Um novo levantamento internacional trouxe uma reviravolta no debate sobre a população de jumentos no Brasil.
Dados da World Population Review indicam que o país possui mais de 730 mil animais em 2026. O número supera, em larga escala, estimativas divulgadas anteriormente e amplia a discussão sobre o futuro da espécie.
Número maior muda cenário do debate
A nova estimativa se baseia em dados da FAO e projeta um rebanho significativamente maior do que o apontado por algumas organizações.
Esse dado ganha relevância porque o Brasil não atualiza oficialmente o número de asininos desde o Censo Agropecuário de 2017, realizado pelo IBGE.
Dessa forma, a ausência de informações recentes abre espaço para divergências e dificulta a formulação de políticas públicas mais precisas.
Redução histórica ainda preocupa
Apesar do número atual mais elevado, especialistas apontam uma tendência de queda ao longo das últimas décadas.
Isso ocorre, principalmente, pela perda da função econômica dos jumentos no campo. Com a mecanização das atividades rurais, muitos animais deixaram de ser utilizados e, em muitos casos, foram abandonados.
Além disso, essa mudança impacta diretamente o controle populacional, já que parte desses animais deixa de entrar nos registros oficiais.
Abate divide especialistas
Enquanto os números reacendem o debate, outra questão segue no centro das discussões: o abate de jumentos.
Nos últimos meses, especialistas e entidades passaram a questionar decisões judiciais que permitem o abate da espécie, principalmente para exportação de subprodutos.
Por um lado, defensores argumentam que a atividade pode gerar renda e estruturar uma cadeia produtiva. Por outro, pesquisadores alertam para o risco de redução acelerada da população, especialmente sem controle rigoroso.

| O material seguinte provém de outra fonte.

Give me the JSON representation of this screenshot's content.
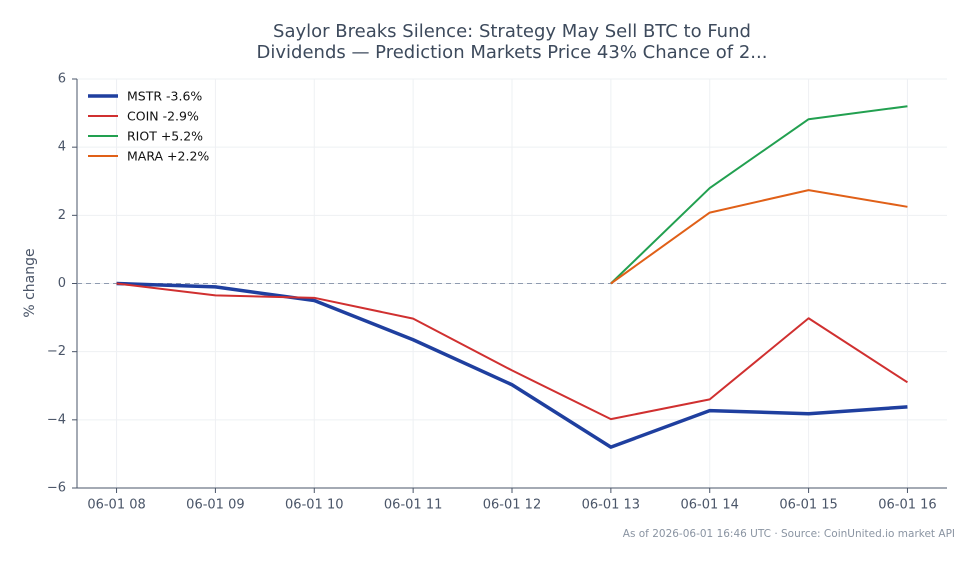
{
  "chart_data": {
    "type": "line",
    "title": [
      "Saylor Breaks Silence: Strategy May Sell BTC to Fund",
      "Dividends — Prediction Markets Price 43% Chance of 2..."
    ],
    "y_label": "% change",
    "footnote": "As of 2026-06-01 16:46 UTC · Source: CoinUnited.io market API",
    "categories": [
      "06-01 08",
      "06-01 09",
      "06-01 10",
      "06-01 11",
      "06-01 12",
      "06-01 13",
      "06-01 14",
      "06-01 15",
      "06-01 16"
    ],
    "series": [
      {
        "name": "MSTR -3.6%",
        "color": "#1f3f9f",
        "width": 3.5,
        "values": [
          0,
          -0.1,
          -0.5,
          -1.65,
          -2.97,
          -4.8,
          -3.73,
          -3.82,
          -3.62
        ]
      },
      {
        "name": "COIN -2.9%",
        "color": "#d03030",
        "width": 2,
        "values": [
          0,
          -0.35,
          -0.42,
          -1.03,
          -2.55,
          -3.98,
          -3.4,
          -1.02,
          -2.9
        ]
      },
      {
        "name": "RIOT +5.2%",
        "color": "#22a050",
        "width": 2,
        "values": [
          null,
          null,
          null,
          null,
          null,
          0,
          2.8,
          4.82,
          5.2
        ]
      },
      {
        "name": "MARA +2.2%",
        "color": "#e06018",
        "width": 2,
        "values": [
          null,
          null,
          null,
          null,
          null,
          0,
          2.08,
          2.74,
          2.25
        ]
      }
    ],
    "ylim": [
      -6,
      6
    ],
    "yticks": [
      {
        "value": -6,
        "label": "−6"
      },
      {
        "value": -4,
        "label": "−4"
      },
      {
        "value": -2,
        "label": "−2"
      },
      0,
      2,
      4,
      6
    ],
    "baseline": 0,
    "grid": true,
    "legend": "upper-left"
  }
}
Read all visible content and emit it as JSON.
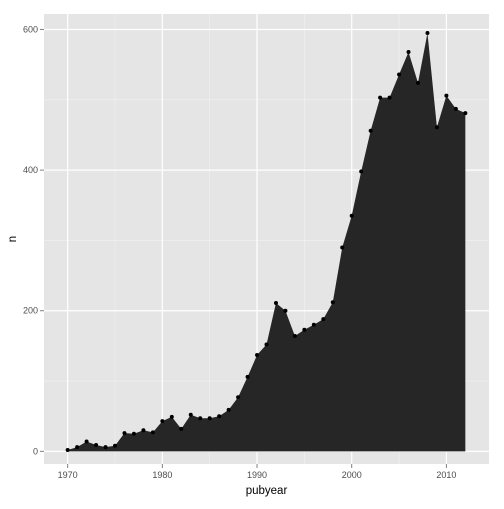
{
  "chart_data": {
    "type": "area",
    "title": "",
    "xlabel": "pubyear",
    "ylabel": "n",
    "xlim": [
      1967.5,
      2014.5
    ],
    "ylim": [
      -18,
      622
    ],
    "x_ticks": [
      1970,
      1980,
      1990,
      2000,
      2010
    ],
    "y_ticks": [
      0,
      200,
      400,
      600
    ],
    "x_tick_labels": [
      "1970",
      "1980",
      "1990",
      "2000",
      "2010"
    ],
    "y_tick_labels": [
      "0",
      "200",
      "400",
      "600"
    ],
    "grid": true,
    "legend": "none",
    "colors": {
      "panel_background": "#e5e5e5",
      "grid_major": "#ffffff",
      "grid_minor": "#f2f2f2",
      "area_fill": "#262626",
      "point": "#000000",
      "tick_label": "#4d4d4d"
    },
    "x": [
      1970,
      1971,
      1972,
      1973,
      1974,
      1975,
      1976,
      1977,
      1978,
      1979,
      1980,
      1981,
      1982,
      1983,
      1984,
      1985,
      1986,
      1987,
      1988,
      1989,
      1990,
      1991,
      1992,
      1993,
      1994,
      1995,
      1996,
      1997,
      1998,
      1999,
      2000,
      2001,
      2002,
      2003,
      2004,
      2005,
      2006,
      2007,
      2008,
      2009,
      2010,
      2011,
      2012
    ],
    "y": [
      2,
      6,
      14,
      9,
      6,
      8,
      26,
      25,
      30,
      27,
      43,
      49,
      32,
      52,
      47,
      47,
      50,
      59,
      77,
      106,
      137,
      152,
      211,
      200,
      164,
      173,
      180,
      188,
      212,
      290,
      335,
      398,
      456,
      503,
      503,
      536,
      568,
      524,
      595,
      461,
      506,
      487,
      481
    ]
  }
}
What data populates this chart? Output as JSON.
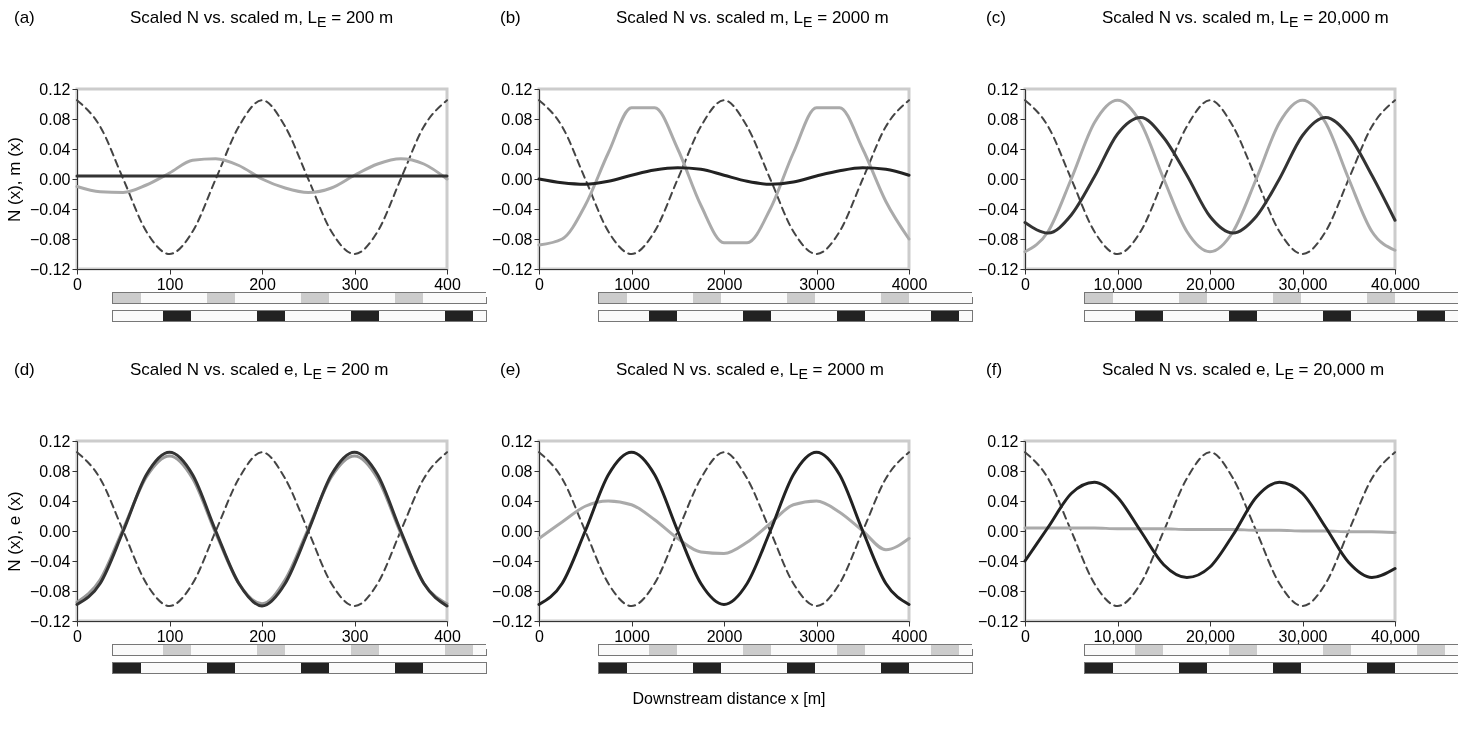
{
  "chart_data": [
    {
      "type": "line",
      "title": "Scaled N vs. scaled m, L$_{E}$ = 200 m",
      "annotations": [
        "(a)"
      ],
      "ylabel": "N (x), m (x)",
      "x": [
        0,
        25,
        50,
        75,
        100,
        125,
        150,
        175,
        200,
        225,
        250,
        275,
        300,
        325,
        350,
        375,
        400
      ],
      "series": [
        {
          "color": "#444444",
          "line_style": "dashed",
          "values": [
            0.105,
            0.07,
            0,
            -0.07,
            -0.1,
            -0.07,
            0,
            0.07,
            0.105,
            0.07,
            0,
            -0.07,
            -0.1,
            -0.07,
            0,
            0.07,
            0.105
          ]
        },
        {
          "color": "#aaaaaa",
          "values": [
            -0.01,
            -0.017,
            -0.018,
            -0.008,
            0.008,
            0.025,
            0.027,
            0.018,
            0.0,
            -0.012,
            -0.018,
            -0.012,
            0.005,
            0.02,
            0.027,
            0.02,
            0.0
          ]
        },
        {
          "color": "#333333",
          "values": [
            0.004,
            0.004,
            0.004,
            0.004,
            0.004,
            0.004,
            0.004,
            0.004,
            0.004,
            0.004,
            0.004,
            0.004,
            0.004,
            0.004,
            0.004,
            0.004,
            0.004
          ]
        }
      ],
      "xlim": [
        0,
        400
      ],
      "xticks": [
        0,
        100,
        200,
        300,
        400
      ],
      "ylim": [
        -0.12,
        0.12
      ],
      "yticks": [
        {
          "value": -0.12,
          "label": "−0.12"
        },
        {
          "value": -0.08,
          "label": "−0.08"
        },
        {
          "value": -0.04,
          "label": "−0.04"
        },
        {
          "value": 0,
          "label": "0.00"
        },
        0.04,
        0.08,
        0.12
      ]
    },
    {
      "type": "line",
      "title": "Scaled N vs. scaled m, L$_{E}$ = 2000 m",
      "annotations": [
        "(b)"
      ],
      "x": [
        0,
        250,
        500,
        750,
        1000,
        1250,
        1500,
        1750,
        2000,
        2250,
        2500,
        2750,
        3000,
        3250,
        3500,
        3750,
        4000
      ],
      "series": [
        {
          "color": "#444444",
          "line_style": "dashed",
          "values": [
            0.105,
            0.07,
            0,
            -0.07,
            -0.1,
            -0.07,
            0,
            0.07,
            0.105,
            0.07,
            0,
            -0.07,
            -0.1,
            -0.07,
            0,
            0.07,
            0.105
          ]
        },
        {
          "color": "#aaaaaa",
          "values": [
            -0.088,
            -0.08,
            -0.035,
            0.035,
            0.095,
            0.095,
            0.04,
            -0.035,
            -0.085,
            -0.085,
            -0.04,
            0.035,
            0.095,
            0.095,
            0.04,
            -0.03,
            -0.08
          ]
        },
        {
          "color": "#222222",
          "values": [
            0.0,
            -0.005,
            -0.007,
            -0.003,
            0.005,
            0.012,
            0.015,
            0.013,
            0.005,
            -0.003,
            -0.007,
            -0.004,
            0.004,
            0.011,
            0.015,
            0.013,
            0.005
          ]
        }
      ],
      "xlim": [
        0,
        4000
      ],
      "xticks": [
        0,
        1000,
        2000,
        3000,
        4000
      ],
      "ylim": [
        -0.12,
        0.12
      ],
      "yticks": [
        {
          "value": -0.12,
          "label": "−0.12"
        },
        {
          "value": -0.08,
          "label": "−0.08"
        },
        {
          "value": -0.04,
          "label": "−0.04"
        },
        {
          "value": 0,
          "label": "0.00"
        },
        0.04,
        0.08,
        0.12
      ]
    },
    {
      "type": "line",
      "title": "Scaled N vs. scaled m, L$_{E}$ = 20,000 m",
      "annotations": [
        "(c)"
      ],
      "x": [
        0,
        2500,
        5000,
        7500,
        10000,
        12500,
        15000,
        17500,
        20000,
        22500,
        25000,
        27500,
        30000,
        32500,
        35000,
        37500,
        40000
      ],
      "series": [
        {
          "color": "#444444",
          "line_style": "dashed",
          "values": [
            0.105,
            0.07,
            0,
            -0.07,
            -0.1,
            -0.07,
            0,
            0.07,
            0.105,
            0.07,
            0,
            -0.07,
            -0.1,
            -0.07,
            0,
            0.07,
            0.105
          ]
        },
        {
          "color": "#aaaaaa",
          "values": [
            -0.097,
            -0.07,
            0,
            0.075,
            0.105,
            0.075,
            0,
            -0.07,
            -0.097,
            -0.07,
            0,
            0.075,
            0.105,
            0.075,
            0,
            -0.07,
            -0.095
          ]
        },
        {
          "color": "#333333",
          "values": [
            -0.058,
            -0.072,
            -0.048,
            0.003,
            0.06,
            0.082,
            0.055,
            0.005,
            -0.05,
            -0.072,
            -0.05,
            0.0,
            0.058,
            0.082,
            0.058,
            0.005,
            -0.055
          ]
        }
      ],
      "xlim": [
        0,
        40000
      ],
      "xticks": [
        0,
        {
          "value": 10000,
          "label": "10,000"
        },
        {
          "value": 20000,
          "label": "20,000"
        },
        {
          "value": 30000,
          "label": "30,000"
        },
        {
          "value": 40000,
          "label": "40,000"
        }
      ],
      "ylim": [
        -0.12,
        0.12
      ],
      "yticks": [
        {
          "value": -0.12,
          "label": "−0.12"
        },
        {
          "value": -0.08,
          "label": "−0.08"
        },
        {
          "value": -0.04,
          "label": "−0.04"
        },
        {
          "value": 0,
          "label": "0.00"
        },
        0.04,
        0.08,
        0.12
      ]
    },
    {
      "type": "line",
      "title": "Scaled N vs. scaled e, L$_{E}$ = 200 m",
      "annotations": [
        "(d)"
      ],
      "ylabel": "N (x), e (x)",
      "x": [
        0,
        25,
        50,
        75,
        100,
        125,
        150,
        175,
        200,
        225,
        250,
        275,
        300,
        325,
        350,
        375,
        400
      ],
      "series": [
        {
          "color": "#444444",
          "line_style": "dashed",
          "values": [
            0.105,
            0.07,
            0,
            -0.07,
            -0.1,
            -0.07,
            0,
            0.07,
            0.105,
            0.07,
            0,
            -0.07,
            -0.1,
            -0.07,
            0,
            0.07,
            0.105
          ]
        },
        {
          "color": "#999999",
          "values": [
            -0.095,
            -0.065,
            0.003,
            0.072,
            0.1,
            0.07,
            -0.003,
            -0.07,
            -0.097,
            -0.065,
            0.003,
            0.072,
            0.1,
            0.07,
            -0.003,
            -0.07,
            -0.097
          ]
        },
        {
          "color": "#333333",
          "values": [
            -0.098,
            -0.07,
            0.0,
            0.075,
            0.105,
            0.075,
            0.0,
            -0.07,
            -0.1,
            -0.07,
            0,
            0.075,
            0.105,
            0.075,
            0,
            -0.07,
            -0.1
          ]
        }
      ],
      "xlim": [
        0,
        400
      ],
      "xticks": [
        0,
        100,
        200,
        300,
        400
      ],
      "ylim": [
        -0.12,
        0.12
      ],
      "yticks": [
        {
          "value": -0.12,
          "label": "−0.12"
        },
        {
          "value": -0.08,
          "label": "−0.08"
        },
        {
          "value": -0.04,
          "label": "−0.04"
        },
        {
          "value": 0,
          "label": "0.00"
        },
        0.04,
        0.08,
        0.12
      ]
    },
    {
      "type": "line",
      "title": "Scaled N vs. scaled e, L$_{E}$ = 2000 m",
      "annotations": [
        "(e)"
      ],
      "xlabel": "Downstream distance x [m]",
      "x": [
        0,
        250,
        500,
        750,
        1000,
        1250,
        1500,
        1750,
        2000,
        2250,
        2500,
        2750,
        3000,
        3250,
        3500,
        3750,
        4000
      ],
      "series": [
        {
          "color": "#444444",
          "line_style": "dashed",
          "values": [
            0.105,
            0.07,
            0,
            -0.07,
            -0.1,
            -0.07,
            0,
            0.07,
            0.105,
            0.07,
            0,
            -0.07,
            -0.1,
            -0.07,
            0,
            0.07,
            0.105
          ]
        },
        {
          "color": "#aaaaaa",
          "values": [
            -0.01,
            0.012,
            0.033,
            0.04,
            0.035,
            0.015,
            -0.01,
            -0.028,
            -0.03,
            -0.015,
            0.01,
            0.035,
            0.04,
            0.025,
            0.0,
            -0.025,
            -0.01
          ]
        },
        {
          "color": "#222222",
          "values": [
            -0.098,
            -0.07,
            0.0,
            0.075,
            0.105,
            0.075,
            0,
            -0.07,
            -0.098,
            -0.07,
            0,
            0.075,
            0.105,
            0.075,
            0,
            -0.07,
            -0.098
          ]
        }
      ],
      "xlim": [
        0,
        4000
      ],
      "xticks": [
        0,
        1000,
        2000,
        3000,
        4000
      ],
      "ylim": [
        -0.12,
        0.12
      ],
      "yticks": [
        {
          "value": -0.12,
          "label": "−0.12"
        },
        {
          "value": -0.08,
          "label": "−0.08"
        },
        {
          "value": -0.04,
          "label": "−0.04"
        },
        {
          "value": 0,
          "label": "0.00"
        },
        0.04,
        0.08,
        0.12
      ]
    },
    {
      "type": "line",
      "title": "Scaled N vs. scaled e, L$_{E}$ = 20,000 m",
      "annotations": [
        "(f)"
      ],
      "x": [
        0,
        2500,
        5000,
        7500,
        10000,
        12500,
        15000,
        17500,
        20000,
        22500,
        25000,
        27500,
        30000,
        32500,
        35000,
        37500,
        40000
      ],
      "series": [
        {
          "color": "#444444",
          "line_style": "dashed",
          "values": [
            0.105,
            0.07,
            0,
            -0.07,
            -0.1,
            -0.07,
            0,
            0.07,
            0.105,
            0.07,
            0,
            -0.07,
            -0.1,
            -0.07,
            0,
            0.07,
            0.105
          ]
        },
        {
          "color": "#aaaaaa",
          "values": [
            0.004,
            0.004,
            0.004,
            0.004,
            0.003,
            0.003,
            0.003,
            0.002,
            0.002,
            0.002,
            0.001,
            0.001,
            0.0,
            0.0,
            -0.001,
            -0.001,
            -0.002
          ]
        },
        {
          "color": "#222222",
          "values": [
            -0.04,
            0.005,
            0.05,
            0.065,
            0.045,
            0.0,
            -0.045,
            -0.062,
            -0.048,
            -0.005,
            0.045,
            0.065,
            0.05,
            0.005,
            -0.042,
            -0.062,
            -0.05
          ]
        }
      ],
      "xlim": [
        0,
        40000
      ],
      "xticks": [
        0,
        {
          "value": 10000,
          "label": "10,000"
        },
        {
          "value": 20000,
          "label": "20,000"
        },
        {
          "value": 30000,
          "label": "30,000"
        },
        {
          "value": 40000,
          "label": "40,000"
        }
      ],
      "ylim": [
        -0.12,
        0.12
      ],
      "yticks": [
        {
          "value": -0.12,
          "label": "−0.12"
        },
        {
          "value": -0.08,
          "label": "−0.08"
        },
        {
          "value": -0.04,
          "label": "−0.04"
        },
        {
          "value": 0,
          "label": "0.00"
        },
        0.04,
        0.08,
        0.12
      ]
    }
  ]
}
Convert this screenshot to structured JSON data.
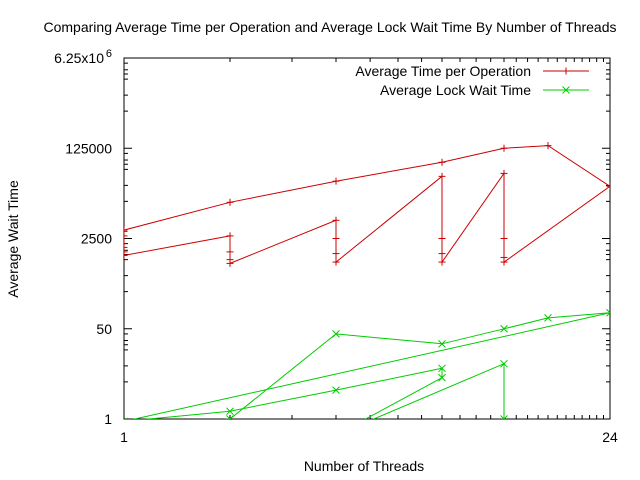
{
  "chart_data": {
    "type": "line",
    "title": "Comparing Average Time per Operation and Average Lock Wait Time By Number of Threads",
    "xlabel": "Number of Threads",
    "ylabel": "Average Wait Time",
    "xscale": "log",
    "yscale": "log",
    "xlim": [
      1,
      24
    ],
    "ylim": [
      1,
      6250000
    ],
    "x_ticks": [
      {
        "value": 1,
        "label": "1"
      },
      {
        "value": 24,
        "label": "24"
      }
    ],
    "y_ticks": [
      {
        "value": 1,
        "label": "1"
      },
      {
        "value": 50,
        "label": "50"
      },
      {
        "value": 2500,
        "label": "2500"
      },
      {
        "value": 125000,
        "label": "125000"
      },
      {
        "value": 6250000,
        "label": "6.25x10",
        "exponent": "6"
      }
    ],
    "grid": false,
    "legend_position": "top-right",
    "series": [
      {
        "name": "Average Time per Operation",
        "color": "#cc0000",
        "marker": "plus",
        "x": [
          1,
          1,
          1,
          1,
          1,
          2,
          2,
          2,
          2,
          4,
          4,
          4,
          4,
          8,
          8,
          8,
          8,
          12,
          12,
          12,
          12,
          24,
          16,
          12,
          8,
          4,
          2,
          1
        ],
        "y": [
          3400,
          2800,
          1700,
          1400,
          1200,
          2800,
          1400,
          1000,
          850,
          5500,
          2500,
          1300,
          900,
          37000,
          2500,
          1300,
          900,
          42000,
          2500,
          1100,
          900,
          24000,
          140000,
          125000,
          68000,
          30000,
          12000,
          3600
        ]
      },
      {
        "name": "Average Lock Wait Time",
        "color": "#00cc00",
        "marker": "x",
        "x": [
          1,
          2,
          4,
          8,
          12,
          16,
          24,
          1,
          2,
          4,
          8,
          8,
          4,
          12,
          12,
          8
        ],
        "y": [
          0.7,
          1,
          40,
          26,
          50,
          80,
          100,
          0.9,
          1.4,
          3.5,
          9,
          6,
          0.5,
          11,
          1,
          0.7
        ]
      }
    ]
  }
}
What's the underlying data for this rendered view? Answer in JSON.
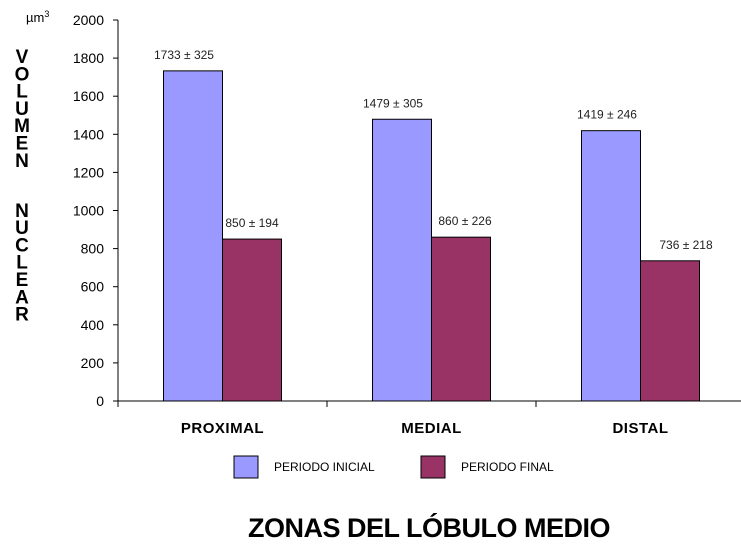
{
  "chart_data": {
    "type": "bar",
    "categories": [
      "PROXIMAL",
      "MEDIAL",
      "DISTAL"
    ],
    "series": [
      {
        "name": "PERIODO INICIAL",
        "values": [
          1733,
          1479,
          1419
        ],
        "color": "#9999ff",
        "labels": [
          "1733 ± 325",
          "1479 ± 305",
          "1419 ± 246"
        ]
      },
      {
        "name": "PERIODO FINAL",
        "values": [
          850,
          860,
          736
        ],
        "color": "#993366",
        "labels": [
          "850 ± 194",
          "860 ± 226",
          "736 ± 218"
        ]
      }
    ],
    "ylim": [
      0,
      2000
    ],
    "yticks": [
      0,
      200,
      400,
      600,
      800,
      1000,
      1200,
      1400,
      1600,
      1800,
      2000
    ],
    "ylabel_lines": [
      "VOLUMEN",
      "NUCLEAR"
    ],
    "yunit": "µm",
    "yunit_sup": "3",
    "xlabel": "ZONAS DEL LÓBULO MEDIO",
    "grid": false,
    "legend_position": "bottom"
  }
}
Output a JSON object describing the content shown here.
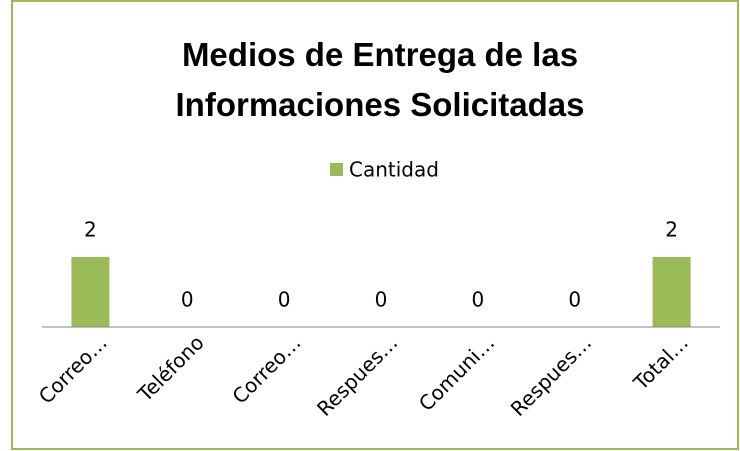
{
  "chart_data": {
    "type": "bar",
    "title": "Medios de Entrega de las Informaciones Solicitadas",
    "categories": [
      "Correo…",
      "Teléfono",
      "Correo…",
      "Respues…",
      "Comuni…",
      "Respues…",
      "Total…"
    ],
    "series": [
      {
        "name": "Cantidad",
        "color": "#9bbb59",
        "values": [
          2,
          0,
          0,
          0,
          0,
          0,
          2
        ]
      }
    ],
    "legend": "top"
  }
}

Mobilização tenta evitar perda da espécie
Diante desse cenário, pesquisadores, produtores e organizações se mobilizam para evitar impactos mais graves.
Estudos indicam que, sem planejamento e controle, o Brasil pode enfrentar uma queda significativa no número de animais. Por isso, cresce a pressão por regras mais claras e por monitoramento contínuo da população.
Além disso, especialistas defendem políticas que equilibrem conservação e uso econômico.
Potencial produtivo ainda pouco explorado
Ao mesmo tempo, o setor começa a olhar para novas possibilidades.
Pesquisas apontam que os jumentos podem gerar leite, carne e outros produtos com valor agregado. Esse potencial abre espaço para a construção de uma cadeia produtiva estruturada.
No Nordeste, por exemplo, as condições climáticas favorecem a criação da espécie. Os animais apresentam alta resistência e conseguem aproveitar melhor recursos naturais de baixa qualidade nutricional.
Futuro depende de organização
Diante desse cenário, o futuro da espécie no Brasil depende menos de disputas e mais de planejamento.
Especialistas destacam a necessidade de integrar pesquisa, setor produtivo e poder público. Além disso, a atualização constante dos dados aparece como fator essencial para orientar decisões.
Assim, o debate sobre os jumentos no Brasil avança para além dos números e passa a envolver sustentabilidade, economia e preservação da espécie.